Porque quizá no entendiese mucho de locura, pero sabía cómo arreglar cosas que parecían estropeadas, como salsas cortadas y suflés desinflados. Confiaba en que el trastorno mental del señor Dovetail tenía solución: sólo había que hacerle comprender que no estaba solo y ayudarle a recordar quién era. Así, les propuso a los prisioneros que de vez en cuando cantaran algo distinto del himno, para ver si conseguía sacudir la debilitada mente del carpintero y llevarla por un camino que le devolviese su verdadera identidad.

Y poco después, por fin, para su gran sorpresa y alegría, lo oyó unirse a los demás para entonar la canción de borrachos del ickabog, que ya era popular mucho antes de que la gente empezase a creer que el monstruo existía de verdad:

Me he bebido una botella

y el ickabog es un cuento.

Me he soplado la segunda

y ya me llega su aliento.

Pero cuando llevo tres

al monstruo veo venir.

¡A tajarnos, compañeros,

por si hemos de morir!

La señora Beamish dejó una bandeja de dulces que acababa de sacar del horno, se subió al camastro y susurró por la grieta en lo alto de la pared.

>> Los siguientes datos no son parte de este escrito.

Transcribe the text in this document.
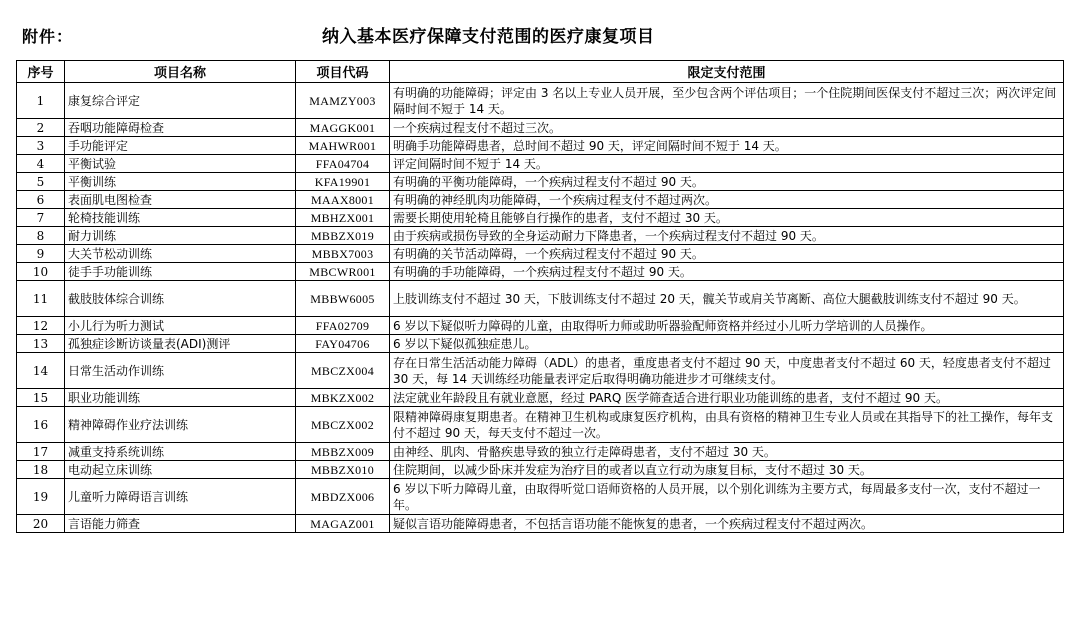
附件：	纳入基本医疗保障支付范围的医疗康复项目
序号	项目名称	项目代码	限定支付范围
1	康复综合评定	MAMZY003	有明确的功能障碍；评定由 3 名以上专业人员开展，至少包含两个评估项目；一个住院期间医保支付不超过三次；两次评定间隔时间不短于 14 天。
2	吞咽功能障碍检查	MAGGK001	一个疾病过程支付不超过三次。
3	手功能评定	MAHWR001	明确手功能障碍患者，总时间不超过 90 天，评定间隔时间不短于 14 天。
4	平衡试验	FFA04704	评定间隔时间不短于 14 天。
5	平衡训练	KFA19901	有明确的平衡功能障碍，一个疾病过程支付不超过 90 天。
6	表面肌电图检查	MAAX8001	有明确的神经肌肉功能障碍，一个疾病过程支付不超过两次。
7	轮椅技能训练	MBHZX001	需要长期使用轮椅且能够自行操作的患者，支付不超过 30 天。
8	耐力训练	MBBZX019	由于疾病或损伤导致的全身运动耐力下降患者，一个疾病过程支付不超过 90 天。
9	大关节松动训练	MBBX7003	有明确的关节活动障碍，一个疾病过程支付不超过 90 天。
10	徒手手功能训练	MBCWR001	有明确的手功能障碍，一个疾病过程支付不超过 90 天。
11	截肢肢体综合训练	MBBW6005	上肢训练支付不超过 30 天，下肢训练支付不超过 20 天，髋关节或肩关节离断、高位大腿截肢训练支付不超过 90 天。
12	小儿行为听力测试	FFA02709	6 岁以下疑似听力障碍的儿童，由取得听力师或助听器验配师资格并经过小儿听力学培训的人员操作。
13	孤独症诊断访谈量表(ADI)测评	FAY04706	6 岁以下疑似孤独症患儿。
14	日常生活动作训练	MBCZX004	存在日常生活活动能力障碍（ADL）的患者，重度患者支付不超过 90 天，中度患者支付不超过 60 天，轻度患者支付不超过 30 天，每 14 天训练经功能量表评定后取得明确功能进步才可继续支付。
15	职业功能训练	MBKZX002	法定就业年龄段且有就业意愿，经过 PARQ 医学筛查适合进行职业功能训练的患者，支付不超过 90 天。
16	精神障碍作业疗法训练	MBCZX002	限精神障碍康复期患者。在精神卫生机构或康复医疗机构，由具有资格的精神卫生专业人员或在其指导下的社工操作，每年支付不超过 90 天，每天支付不超过一次。
17	减重支持系统训练	MBBZX009	由神经、肌肉、骨骼疾患导致的独立行走障碍患者，支付不超过 30 天。
18	电动起立床训练	MBBZX010	住院期间，以减少卧床并发症为治疗目的或者以直立行动为康复目标，支付不超过 30 天。
19	儿童听力障碍语言训练	MBDZX006	6 岁以下听力障碍儿童，由取得听觉口语师资格的人员开展，以个别化训练为主要方式，每周最多支付一次，支付不超过一年。
20	言语能力筛查	MAGAZ001	疑似言语功能障碍患者，不包括言语功能不能恢复的患者，一个疾病过程支付不超过两次。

—Daniel Dovetail, te he oído cantar esa cancioncilla. Soy Bertha Beamish, tu vieja amiga. ¿Te acuerdas de mí? Hace mucho tiempo cantábamos esa tonada, cuando mi Bert y tu Daisy eran pequeños. ¿Te acuerdas?

Se quedó esperando una respuesta y al cabo de un rato le pareció oír un sollozo.

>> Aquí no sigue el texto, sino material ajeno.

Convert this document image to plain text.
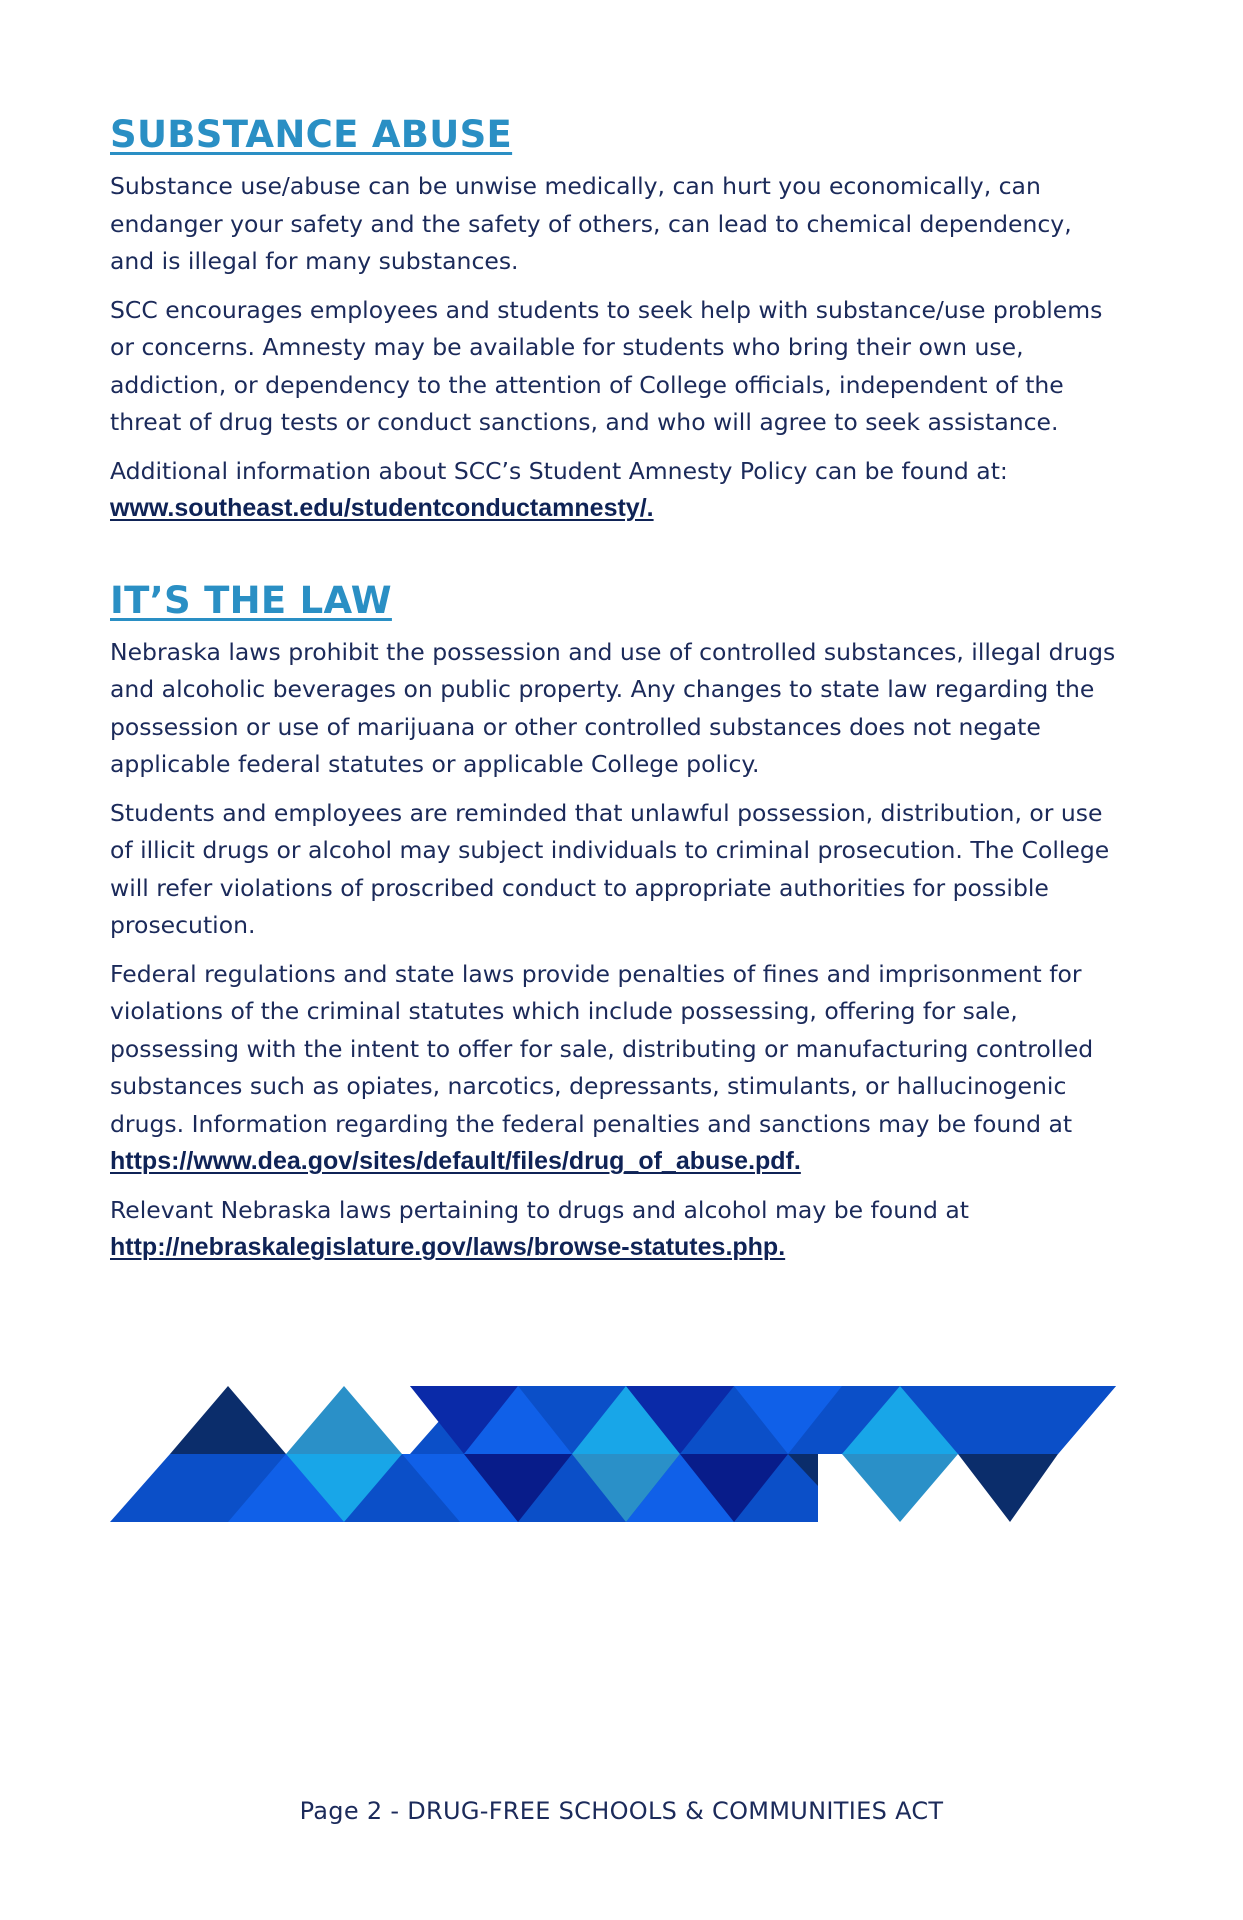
SUBSTANCE ABUSE

Substance use/abuse can be unwise medically, can hurt you economically, can endanger your safety and the safety of others, can lead to chemical dependency, and is illegal for many substances.

SCC encourages employees and students to seek help with substance/use problems or concerns. Amnesty may be available for students who bring their own use, addiction, or dependency to the attention of College officials, independent of the threat of drug tests or conduct sanctions, and who will agree to seek assistance.

Additional information about SCC’s Student Amnesty Policy can be found at:
www.southeast.edu/studentconductamnesty/.

IT’S THE LAW

Nebraska laws prohibit the possession and use of controlled substances, illegal drugs and alcoholic beverages on public property. Any changes to state law regarding the possession or use of marijuana or other controlled substances does not negate applicable federal statutes or applicable College policy.

Students and employees are reminded that unlawful possession, distribution, or use of illicit drugs or alcohol may subject individuals to criminal prosecution. The College will refer violations of proscribed conduct to appropriate authorities for possible prosecution.

Federal regulations and state laws provide penalties of fines and imprisonment for violations of the criminal statutes which include possessing, offering for sale, possessing with the intent to offer for sale, distributing or manufacturing controlled substances such as opiates, narcotics, depressants, stimulants, or hallucinogenic drugs. Information regarding the federal penalties and sanctions may be found at
https://www.dea.gov/sites/default/files/drug_of_abuse.pdf.

Relevant Nebraska laws pertaining to drugs and alcohol may be found at
http://nebraskalegislature.gov/laws/browse-statutes.php.

Page 2 - DRUG-FREE SCHOOLS & COMMUNITIES ACT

Tal vez os parezca extraño, pero la señora Beamish se alegró de oír llorar al señor Dovetail porque también sabía que, al igual que la risa, las lágrimas pueden sanar la mente. Y esa noche, y muchas noches más, le susurró por la grieta de la pared, y al cabo de un tiempo él empezó a responderle. Ella le contó lo terriblemente arrepentida que estaba de haberle contado a la fregona su opinión sobre el ickabog y él le confesó lo mal que se había sentido después de insinuar que el comandante Beamish podía haberse caído del caballo, y ambos hablaron de sus hijos confiando en que estaban vivos porque el día que dejaran de creerlo ambos se morirían.

Pese al calor del horno y los fogones, un frío helador empezaba a colarse en las mazmorras entre los barrotes del único ventanuco, alto y diminuto: todos sabían que se avecinaba el crudo invierno, pero las mazmorras se habían convertido en un lugar de esperanza y curación. La señora Beamish exigió que les llevaran más mantas a sus ayudantes, y dejaba el horno encendido por las noches, decidida a que todos sobrevivieran.